Australia's controversial new Human Rights Commissioner Tim Wilson started his job today amid calls for him to leave the Race Discrimination Act alone.
Mr Wilson advocates changes to the legislation to allow for greater freedom of speech.
But community groups are worried that would turn back the clocks to the White Australia policy.
"We have very limited protections of individual rights and freedoms so it comes back to a cultural approach where people understand what their rights are and feel they can go about defending them," incoming Human Rights Commissioner Tim Wilson told SBS.
There are six other commissioners and they won't always see eye to eye.
Mr Wilson wants to change section 18C of the Racial Discrimination Act to end "unnecessary restrictions on free speech".
"I'm approaching it as a human rights advocate from a free speech position rather than justifications to reduce the amount of free speech people enjoy... also looking at when rights come into conflict," he said.
Section 18C won notoriety when columnist Andrew Bolt was found in breach for a column about "fair-skinned" Indigenous Australians.

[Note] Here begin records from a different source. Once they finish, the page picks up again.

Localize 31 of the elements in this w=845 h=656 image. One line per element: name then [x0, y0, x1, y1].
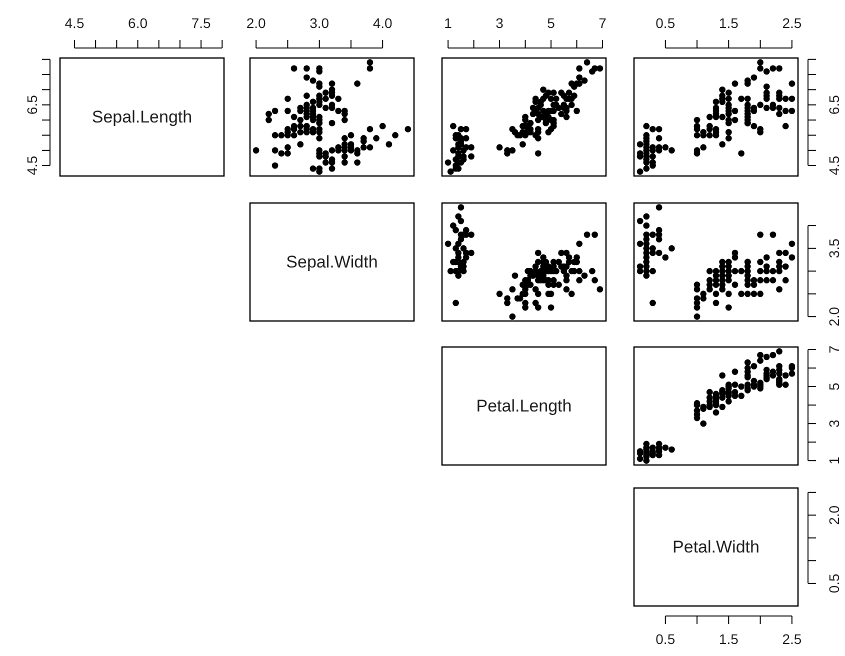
y-tick-label: 4.5 [826, 156, 842, 176]
x-tick-label: 0.5 [656, 631, 676, 647]
x-tick-label: 1.5 [718, 631, 739, 647]
x-tick-label: 2.5 [782, 15, 802, 31]
y-tick-label: 3.5 [826, 238, 842, 258]
y-tick-label: 0.5 [826, 573, 842, 594]
x-tick-label: 7.5 [191, 15, 211, 31]
x-tick-label: 4.5 [64, 15, 84, 31]
text: Sepal.Length [92, 108, 192, 126]
text: Petal.Width [672, 538, 760, 556]
x-tick-label: 1.5 [718, 15, 739, 31]
y-tick-label: 2.0 [826, 505, 842, 525]
text: Petal.Length [476, 396, 572, 416]
y-tick-label: 6.5 [826, 94, 842, 115]
x-tick-label: 6.0 [128, 15, 148, 31]
x-tick-label: 4.0 [372, 15, 393, 31]
x-tick-label: 7 [598, 15, 607, 31]
text: Sepal.Width [286, 252, 378, 272]
y-tick-label: 3 [826, 419, 842, 428]
y-tick-label: 1 [826, 456, 842, 465]
x-tick-label: 1 [444, 15, 452, 31]
x-tick-label: 3 [496, 15, 504, 31]
x-tick-label: 2.0 [246, 15, 266, 31]
y-tick-label: 7 [826, 345, 842, 354]
y-tick-label: 5 [826, 382, 842, 390]
y-tick-label: 6.5 [24, 94, 40, 115]
x-tick-label: 3.0 [310, 15, 330, 31]
y-tick-label: 2.0 [826, 306, 842, 326]
x-tick-label: 5 [547, 15, 556, 31]
x-tick-label: 0.5 [656, 15, 676, 31]
x-tick-label: 2.5 [782, 631, 802, 647]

It deals with whether a case offends, insults, humiliates and intimidates someone because of race, colour, or national or ethnic origin.
On Saturday, Mr Wilson told Sky News the sorts of changes he would like to see implemented.
"Free speech should really only be shut down to the extent that it comes into conflict with other human rights basically when you come into situations of violence," he said.
Community groups said Australia needs the act, because the country is not the sophisticated multicultural society it purports to be.
"If we were at that point we clearly wouldn't get the level of racially motivated complaints that we do see from the Aboriginal and Torres Strait Islander people, members of other ethnic groups, who are vilified on the basis of their race. So while we aspire to that we can't say we are there yet," Congress of Australia's First Peoples' Kirstie Parker said.
Chinese community leader Anthony Pang said he believes any changes to the Racial Discrimination Act will negatively affect Australia's most vulnerable.
"I deal with vulnerable people and people whose linguistic skills are not as good as some lawyer or the average man in the street and I believe they should be protected," he said.
The Korean community is concerned any changes would be a return to the bad old days of the White Australia policy.
"When Koreans came here in the 1970s many Australians spat on them and since then many things have changed, now Australia is a multicultural society, a harmonious and peaceful country, so the Act is working. Why change it?" Luke Song told SBS.
Mr Wilson was appointed in December by Attorney-General George Brandis to "restore balance" to the commission.
Human Rights Commission President Professor Gillian Triggs welcomed Mr Wilson's arrival cautiously.
"Our central position here at the HRC, and agreed to by six commissioners I might add, is that 18c has worked well," Professor Gillian Triggs said.
The issue looks set to be debated in parliament before the end of the year. Professor Triggs says she looks forward to a robust public debate on the issue.
"If that means we have an exposure of the arguments in the public arena, we relish it and look forward to it."